Guru Besar UGM: PBB Harus Tegas Selesaikan Masalah di Palestina

Palestina berhak menentukan nasibnya sendiri

Intinya Sih...

  • Palestina berhak menentukan nasibnya sendiri dan tinggal di tanah airnya.
  • Konflik Palestina-Israel melanggar norma jus cogens dan pendudukan bersifat temporal.
  • Perselisihan antara Palestina dan Israel tidak disebabkan oleh pertikaian agama, solusi pembagian wilayah di Palestina hampir mustahil.

Sleman, IDN Times - Konflik Palestina-Israel belum juga menemui titik terang hingga saat ini. Guru Besar Bidang Hukum Internasional, Fakultas Hukum Universitas Gadjah Mada (UGM), Prof. Sigit Riyanto, menilai Palestina sebagai negara berhak menentukan nasibnya sendiri dan tinggal di tanah airnya, selain itu PBB juga perlu bertindak tegas.

Prof. Sigit melanjutkan apalagi sudah ada pelanggaran terhadap norma jus cogens berupa genosida, pengusiran, pembantaian, baik sebelum atau sesudah Israel berdiri. Menurutnya, pendudukan sebelum abad 20 bisa jadi menjadi cara untuk memperoleh suatu wilayah, dan itu legally justified. Namun saat itu hukum internasional eurosentris, setelah berdiri PBB maka proses dekolonisasi terjadi.

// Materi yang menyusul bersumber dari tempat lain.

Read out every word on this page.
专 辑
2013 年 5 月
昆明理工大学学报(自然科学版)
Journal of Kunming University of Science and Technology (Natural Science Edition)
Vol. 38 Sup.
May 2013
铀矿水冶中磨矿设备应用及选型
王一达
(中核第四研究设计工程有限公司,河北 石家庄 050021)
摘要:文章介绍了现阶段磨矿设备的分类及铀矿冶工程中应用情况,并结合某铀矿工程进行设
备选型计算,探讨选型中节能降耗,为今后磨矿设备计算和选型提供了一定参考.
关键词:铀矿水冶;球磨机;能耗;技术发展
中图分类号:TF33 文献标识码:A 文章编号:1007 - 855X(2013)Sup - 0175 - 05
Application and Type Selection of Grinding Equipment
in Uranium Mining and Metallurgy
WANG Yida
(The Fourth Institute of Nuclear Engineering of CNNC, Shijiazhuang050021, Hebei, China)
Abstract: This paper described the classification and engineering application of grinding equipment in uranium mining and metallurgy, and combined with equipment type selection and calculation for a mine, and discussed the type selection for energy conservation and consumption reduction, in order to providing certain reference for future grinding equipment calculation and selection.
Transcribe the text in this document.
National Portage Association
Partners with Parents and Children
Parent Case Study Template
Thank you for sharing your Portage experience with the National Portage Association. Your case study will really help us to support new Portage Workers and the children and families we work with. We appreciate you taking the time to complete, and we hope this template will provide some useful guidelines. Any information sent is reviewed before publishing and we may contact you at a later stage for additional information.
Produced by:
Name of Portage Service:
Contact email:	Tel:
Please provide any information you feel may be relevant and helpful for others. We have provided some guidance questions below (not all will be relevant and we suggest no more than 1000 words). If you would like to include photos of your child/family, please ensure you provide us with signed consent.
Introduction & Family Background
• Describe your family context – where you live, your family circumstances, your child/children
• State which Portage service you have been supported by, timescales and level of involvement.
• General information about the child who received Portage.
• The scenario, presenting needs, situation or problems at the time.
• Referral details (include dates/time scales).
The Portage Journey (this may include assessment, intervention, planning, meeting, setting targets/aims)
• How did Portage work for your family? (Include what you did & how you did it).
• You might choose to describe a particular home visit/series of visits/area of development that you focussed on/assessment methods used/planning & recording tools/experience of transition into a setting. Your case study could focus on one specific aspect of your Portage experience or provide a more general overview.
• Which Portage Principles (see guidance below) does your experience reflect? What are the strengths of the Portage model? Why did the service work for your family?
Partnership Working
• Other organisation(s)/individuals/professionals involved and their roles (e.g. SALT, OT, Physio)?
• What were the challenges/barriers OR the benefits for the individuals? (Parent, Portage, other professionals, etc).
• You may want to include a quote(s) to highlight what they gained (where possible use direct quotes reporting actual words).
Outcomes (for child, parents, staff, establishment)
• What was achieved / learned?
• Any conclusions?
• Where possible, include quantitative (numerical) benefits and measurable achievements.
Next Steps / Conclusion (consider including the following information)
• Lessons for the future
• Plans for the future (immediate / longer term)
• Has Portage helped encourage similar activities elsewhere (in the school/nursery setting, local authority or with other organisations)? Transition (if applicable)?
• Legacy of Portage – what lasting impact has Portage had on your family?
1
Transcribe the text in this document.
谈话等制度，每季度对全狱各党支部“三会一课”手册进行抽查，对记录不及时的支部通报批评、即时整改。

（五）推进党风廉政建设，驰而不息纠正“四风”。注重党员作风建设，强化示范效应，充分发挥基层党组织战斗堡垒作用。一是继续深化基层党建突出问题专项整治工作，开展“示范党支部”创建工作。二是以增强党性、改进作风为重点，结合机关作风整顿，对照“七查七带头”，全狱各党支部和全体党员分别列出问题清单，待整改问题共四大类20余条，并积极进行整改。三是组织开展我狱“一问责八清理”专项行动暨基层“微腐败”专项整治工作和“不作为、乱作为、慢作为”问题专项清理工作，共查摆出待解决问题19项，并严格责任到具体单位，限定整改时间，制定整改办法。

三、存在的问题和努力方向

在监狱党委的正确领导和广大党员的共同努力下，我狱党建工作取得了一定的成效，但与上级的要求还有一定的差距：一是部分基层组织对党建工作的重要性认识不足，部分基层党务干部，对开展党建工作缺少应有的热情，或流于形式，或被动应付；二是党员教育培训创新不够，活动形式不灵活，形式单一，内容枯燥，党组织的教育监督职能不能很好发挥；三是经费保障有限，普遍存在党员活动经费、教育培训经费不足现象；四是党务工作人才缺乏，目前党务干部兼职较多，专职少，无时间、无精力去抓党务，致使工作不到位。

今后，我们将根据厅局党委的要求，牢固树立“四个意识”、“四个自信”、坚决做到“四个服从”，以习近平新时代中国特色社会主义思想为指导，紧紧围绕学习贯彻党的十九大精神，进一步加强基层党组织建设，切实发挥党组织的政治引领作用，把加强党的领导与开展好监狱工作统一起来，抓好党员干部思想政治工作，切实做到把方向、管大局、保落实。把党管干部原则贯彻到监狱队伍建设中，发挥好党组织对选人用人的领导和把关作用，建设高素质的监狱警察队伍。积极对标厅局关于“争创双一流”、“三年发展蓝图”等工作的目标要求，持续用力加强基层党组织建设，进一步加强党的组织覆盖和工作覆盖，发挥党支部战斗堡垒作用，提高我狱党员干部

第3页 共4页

“Maka yang namanya pendudukan tidak lagi menjadi cara yang diperbolehkan untuk menambah wilayah. Jadi pendudukan itu bersifat temporal, suatu saat harus dikembalikan,” ucap Sigit, Senin (18/3/2024).

1. PBB harus bertindak tegas

Guru Besar UGM: PBB Harus Tegas Selesaikan Masalah di PalestinaKantor PBB (twitter.com/@UNHumanRights)

Perkara di mahkamah internasional dalam memperjuangkan tanah Palestina menurut Sigit belum akan menemui titik terang jika PBB sebagai pemegang hak sengketa antarnegara belum bertindak tegas. 

"Apalagi dengan penolakan upaya gencatan senjata, akan terus ada korban jiwa yang berjatuhan di tanah Palestina sendiri. Bantuan dari negara-negara lain, termasuk dari Indonesia akan sulit dilakukan," jelas Prof. Sigit.

2. Perselisihan antara Palestina dan Israel

Guru Besar UGM: PBB Harus Tegas Selesaikan Masalah di PalestinaBendera Palestina. (Unsplash.com/Ahmed Abu Hameeda)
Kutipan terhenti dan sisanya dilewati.